Notasi Faktorial Kelas 12 - Nyatakan dalam Notasi Faktorial

S E V S O P

23 Jan 202310:47

Summary

TLDRIn this video, the presenter explains the concept of factorial notation, essential for understanding permutations and combinations. The video covers the basic definition of factorial, how to calculate factorials for numbers like 5 and 2, and provides examples of using factorials in division and sequential multiplication problems. The presenter also demonstrates how to simplify complex factorial expressions and solve equations involving factorials. The video concludes with practice problems, encouraging viewers to apply the concepts to enhance their understanding.

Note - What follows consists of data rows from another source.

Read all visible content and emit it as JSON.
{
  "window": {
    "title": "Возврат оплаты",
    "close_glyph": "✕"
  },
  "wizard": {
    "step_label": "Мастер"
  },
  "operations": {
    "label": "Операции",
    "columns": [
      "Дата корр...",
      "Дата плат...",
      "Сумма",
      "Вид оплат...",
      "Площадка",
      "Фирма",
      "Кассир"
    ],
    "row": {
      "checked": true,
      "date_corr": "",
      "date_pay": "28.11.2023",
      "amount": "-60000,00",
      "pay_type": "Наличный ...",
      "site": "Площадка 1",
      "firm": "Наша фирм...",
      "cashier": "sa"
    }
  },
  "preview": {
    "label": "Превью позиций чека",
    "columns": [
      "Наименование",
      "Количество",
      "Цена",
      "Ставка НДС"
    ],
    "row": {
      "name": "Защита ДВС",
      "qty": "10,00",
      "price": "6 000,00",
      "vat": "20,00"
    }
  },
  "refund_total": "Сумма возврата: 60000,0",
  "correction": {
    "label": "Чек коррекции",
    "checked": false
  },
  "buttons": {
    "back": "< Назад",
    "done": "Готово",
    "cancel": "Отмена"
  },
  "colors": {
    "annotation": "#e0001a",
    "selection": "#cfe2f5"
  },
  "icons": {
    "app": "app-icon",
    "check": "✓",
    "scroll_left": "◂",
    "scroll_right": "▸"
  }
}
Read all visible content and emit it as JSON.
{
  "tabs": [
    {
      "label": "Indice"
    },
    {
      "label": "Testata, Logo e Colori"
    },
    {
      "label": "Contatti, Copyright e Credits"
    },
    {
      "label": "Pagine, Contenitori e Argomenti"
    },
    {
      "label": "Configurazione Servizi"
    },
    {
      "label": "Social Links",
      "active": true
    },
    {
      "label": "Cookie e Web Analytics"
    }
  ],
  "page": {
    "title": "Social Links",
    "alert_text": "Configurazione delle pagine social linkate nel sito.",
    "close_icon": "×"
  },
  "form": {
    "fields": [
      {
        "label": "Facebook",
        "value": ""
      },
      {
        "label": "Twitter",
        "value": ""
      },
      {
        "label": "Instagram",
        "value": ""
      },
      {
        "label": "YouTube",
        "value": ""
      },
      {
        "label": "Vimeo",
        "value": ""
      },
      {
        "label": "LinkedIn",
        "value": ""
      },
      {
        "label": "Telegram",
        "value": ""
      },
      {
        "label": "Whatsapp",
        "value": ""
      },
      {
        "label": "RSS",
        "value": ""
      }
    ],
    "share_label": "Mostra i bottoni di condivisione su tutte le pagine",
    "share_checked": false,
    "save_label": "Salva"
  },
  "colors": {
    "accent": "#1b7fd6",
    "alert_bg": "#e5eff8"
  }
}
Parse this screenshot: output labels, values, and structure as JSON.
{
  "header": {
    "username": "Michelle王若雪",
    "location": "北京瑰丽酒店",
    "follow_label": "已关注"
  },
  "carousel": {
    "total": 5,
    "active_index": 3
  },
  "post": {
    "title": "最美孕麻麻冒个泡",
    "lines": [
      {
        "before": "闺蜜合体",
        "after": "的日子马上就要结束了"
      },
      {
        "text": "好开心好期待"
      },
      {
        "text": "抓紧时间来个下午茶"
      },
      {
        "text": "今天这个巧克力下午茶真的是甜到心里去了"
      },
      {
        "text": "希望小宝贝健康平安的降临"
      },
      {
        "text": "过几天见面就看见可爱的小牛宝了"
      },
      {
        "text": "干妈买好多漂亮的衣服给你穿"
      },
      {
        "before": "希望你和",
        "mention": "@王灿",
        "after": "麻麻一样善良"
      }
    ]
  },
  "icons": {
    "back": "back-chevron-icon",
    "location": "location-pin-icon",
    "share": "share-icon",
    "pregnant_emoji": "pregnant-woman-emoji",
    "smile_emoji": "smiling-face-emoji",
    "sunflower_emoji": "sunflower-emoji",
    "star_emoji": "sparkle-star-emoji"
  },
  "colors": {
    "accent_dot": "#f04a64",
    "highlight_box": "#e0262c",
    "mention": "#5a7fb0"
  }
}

The goal is to make factorial notation clear and accessible to viewers, paving the way for more advanced mathematical topics.

Takeaways

😀 Factorial notation is represented by an exclamation mark and involves multiplying numbers sequentially from n down to 1.
😀 0 factorial (0!) is defined as 1, which is an exception to the general pattern.
😀 To calculate a factorial, such as 5!, you multiply the number by every integer down to 1 (e.g., 5 × 4 × 3 × 2 × 1 = 120).
😀 Factorial calculations can be applied in addition, like in the case of 2! + 3! = 2 + 6 = 8.
😀 In division of factorials, common factors can be canceled out. For example, 20! ÷ 17! simplifies to 20 × 19 × 18 = 5700.
😀 When dividing factorials with shared factors, cancel out the common factorials to simplify the calculation.
😀 For expressions like 15! ÷ (14! × 1! × 2!), simplify the factorials and cancel out common terms to make the calculation easier.
😀 Factorial notation can represent a sequence of multiplicative steps. For example, 7 × 6 × 5 can be rewritten as 7! ÷ 4!.
😀 When solving for an unknown in a factorial equation, look for the consecutive numbers that fit the result (e.g., n! ÷ (n-3)! = 60 leads to n = 5).
😀 Another example involves finding n in a factorial equation, such as (n+1)! ÷ (n-2)! = 120, where n is determined by the multiplication of consecutive integers (6 × 5 × 4 = 120).

Q & A

What is factorial notation and how is it symbolized?
-Factorial notation is represented by an exclamation mark (!), and it involves multiplying consecutive numbers starting from a given number n and decreasing until the number 1. For example, n! = n × (n-1) × (n-2) × ... × 2 × 1.
What is the factorial of 0?
-The factorial of 0 is defined as 1, i.e., 0! = 1.
How do you calculate 5 factorial?
-To calculate 5 factorial (5!), you multiply the consecutive numbers from 5 down to 1: 5 × 4 × 3 × 2 × 1 = 120.
What is the result of 2 factorial plus 3 factorial?
-2! + 3! is calculated as follows: 2! = 2 × 1 = 2 and 3! = 3 × 2 × 1 = 6. So, 2! + 3! = 2 + 6 = 8.
How do you calculate 20 factorial divided by 17 factorial?
-To calculate 20! ÷ 17!, you can simplify by cancelling out the 17! part from both the numerator and denominator, leaving you with 20 × 19 × 18, which equals 5700.
How do you solve the equation 15 factorial divided by 14 factorial times 2 factorial?
-For 15! ÷ (14! × 2!), simplify the factorials: 15! = 15 × 14 × 13!, and 14! is cancelled out. The remaining equation is (15 × 14) ÷ 2!, and since 2! = 2, you get 15 × 7 = 105.
How do you convert sequential multiplication into factorial notation?
-To convert sequential multiplication into factorial notation, you identify the sequence of numbers. For example, for 7 × 6 × 5, the missing numbers 4, 3, 2, 1 can be added to form 7! ÷ 4!.
How do you express the product of 14 × 13 × 12 × ... in factorial notation?
-The product 14 × 13 × 12 × ... can be written as 14! ÷ 11!, where the missing numbers 11, 10, 9, etc., are represented as the factorial of 11.
How do you calculate n if n factorial divided by (n-3) factorial equals 60?
-To solve n! ÷ (n-3)! = 60, you simplify the equation to n × (n-1) × (n-2) = 60. By trial, you find that n = 5, as 5 × 4 × 3 = 60.
How do you solve the equation (n+1) factorial divided by (n-2) factorial equals 120?
-To solve (n+1)! ÷ (n-2)! = 120, simplify the equation to (n+1) × n × (n-1) = 120. By trial, you find that n = 5, as 6 × 5 × 4 = 120.